Прежде Гоголь давал «все в одном»: многосторонность жизни заключена была в наличном художественном мире произведения — «Ревизора» ли или «Старосветских помещиков». Теперь другие ее «стороны» должны были выступить в своем самостоятельном и притом более «значительном» масштабе. Теперь фразы Белинского: «такова жизнь наша» или «в этом очерке весь человек, вся жизнь его, с ее прошедшим, настоящим и будущим» (последнее сказано о «Старосветских помещиках») были бы уже применимы к художественному миру в его последовательном, безостановочном и, вероятно, бесконечном развитии. Ведь всех «сторон» жизни никогда не переберешь. А это значит, что должна была оттесниться на другой план и гоголевская художественная стихия комического. Или, во всяком случае, перестроиться, измениться, хотя исчерпывающе судить о характере этих изменений, за недостатком материала, не приходится.

3





В течение полутора столетий коренным образом менялся взгляд на характер гоголевской гиперболизации и на соотношение ее с жизнью. По Белинскому, Гоголь ничего не преувеличивает, не искажает: «Он не льстит жизни, но и не клевещет на нее; он рад выставить наружу все, что есть в ней прекрасного, человеческого, и в то же время не скрывает нимало и ее безобразия. В том и другом случае он верен жизни до последней степени»[6]. Спустя тринадцать лет в одной из последних своих статей Белинский повторил, что «особенность таланта Гоголя» «состоит не в исключительном только даре живописать ярко пошлость жизни, а проникать в полноту и реальность явлений жизни… Ему дался не пошлый человек, а человек вообще, как он есть…»[7].

Когда писались эти строки, многие еще видели в Гоголе автора забавных фарсов или грязных карикатур, клевещущих на жизнь. И заслугой Белинского было то, что он показал значительность и глубокую жизненность творчества Гоголя.

Но вот, спустя несколько десятилетий, наметился иной подход к его художественной манере. К тому времени титул гениального писателя, сказавшего новое слово в русской и мировой культуре, был утвержден за Гоголем прочно и неколебимо. Спор шел не о значительности Гоголя, а о характере сказанного им слова.

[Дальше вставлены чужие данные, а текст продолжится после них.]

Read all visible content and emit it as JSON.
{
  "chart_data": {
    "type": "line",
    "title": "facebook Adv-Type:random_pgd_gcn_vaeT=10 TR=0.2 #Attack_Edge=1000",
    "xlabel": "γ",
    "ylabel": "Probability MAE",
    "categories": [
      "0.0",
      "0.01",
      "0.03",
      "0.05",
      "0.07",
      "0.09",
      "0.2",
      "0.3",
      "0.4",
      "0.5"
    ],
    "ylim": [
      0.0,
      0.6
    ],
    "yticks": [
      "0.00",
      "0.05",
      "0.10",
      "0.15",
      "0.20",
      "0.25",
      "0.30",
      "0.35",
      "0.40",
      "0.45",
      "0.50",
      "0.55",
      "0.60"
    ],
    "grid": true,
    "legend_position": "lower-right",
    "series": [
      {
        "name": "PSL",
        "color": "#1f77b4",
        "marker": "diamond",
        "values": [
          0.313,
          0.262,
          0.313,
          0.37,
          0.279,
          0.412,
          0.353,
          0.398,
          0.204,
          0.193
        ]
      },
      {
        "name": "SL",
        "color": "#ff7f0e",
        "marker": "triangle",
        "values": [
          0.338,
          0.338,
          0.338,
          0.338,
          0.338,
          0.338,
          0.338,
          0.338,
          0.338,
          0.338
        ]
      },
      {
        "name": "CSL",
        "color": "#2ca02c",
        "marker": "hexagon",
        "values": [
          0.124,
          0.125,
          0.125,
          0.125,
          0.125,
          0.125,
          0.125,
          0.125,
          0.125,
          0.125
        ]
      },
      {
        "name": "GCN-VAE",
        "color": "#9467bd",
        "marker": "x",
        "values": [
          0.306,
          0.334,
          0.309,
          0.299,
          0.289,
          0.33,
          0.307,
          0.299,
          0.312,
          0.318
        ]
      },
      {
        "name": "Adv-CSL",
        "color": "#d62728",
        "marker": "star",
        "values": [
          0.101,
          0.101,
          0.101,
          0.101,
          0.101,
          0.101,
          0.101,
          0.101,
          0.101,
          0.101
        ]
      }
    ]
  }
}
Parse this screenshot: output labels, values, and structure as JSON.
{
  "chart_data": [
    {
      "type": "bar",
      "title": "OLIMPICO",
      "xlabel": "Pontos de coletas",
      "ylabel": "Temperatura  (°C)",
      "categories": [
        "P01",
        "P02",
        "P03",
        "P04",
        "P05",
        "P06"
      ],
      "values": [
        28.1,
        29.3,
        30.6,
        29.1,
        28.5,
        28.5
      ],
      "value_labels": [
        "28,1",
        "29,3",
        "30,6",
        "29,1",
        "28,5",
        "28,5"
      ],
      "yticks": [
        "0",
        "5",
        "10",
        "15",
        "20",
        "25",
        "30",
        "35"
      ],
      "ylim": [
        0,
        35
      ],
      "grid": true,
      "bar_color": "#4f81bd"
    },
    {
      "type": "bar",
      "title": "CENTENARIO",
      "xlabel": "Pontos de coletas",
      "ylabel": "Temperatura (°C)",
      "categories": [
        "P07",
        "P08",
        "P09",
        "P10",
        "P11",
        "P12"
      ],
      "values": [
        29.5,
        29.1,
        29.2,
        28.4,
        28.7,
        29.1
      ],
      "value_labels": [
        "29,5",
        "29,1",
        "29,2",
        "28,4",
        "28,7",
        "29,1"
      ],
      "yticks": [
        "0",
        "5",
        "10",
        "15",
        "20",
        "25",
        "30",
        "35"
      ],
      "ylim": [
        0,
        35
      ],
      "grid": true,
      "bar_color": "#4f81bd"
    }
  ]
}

В. Брюсов, например, писал: «Если бы мы пожелали определить основную черту души Гоголя, ту faculte maitresse, которая господствует и в его творчестве, и в его жизни, — мы должны были бы назвать стремление к преувеличению, к гиперболе». «Все создания Гоголя — это мир его грезы, где все разрасталось до размеров неимоверных, где все являлось в преувеличенном виде или чудовищно ужасного, или ослепительно прекрасного»[8]. И, перефразируя известную реплику Собакевича, Брюсов говорит, что у Гоголя «гипербола села верхом на гиперболу».

6

В. Г. Белинский. Поли. собр. соч., т. I, с. 292–293.

7

Там же, т. X, с. 245.

8

В. Брюсов. Испепеленный. К характеристике Гоголя. М., «Скорпион», 1909, с. И, 33.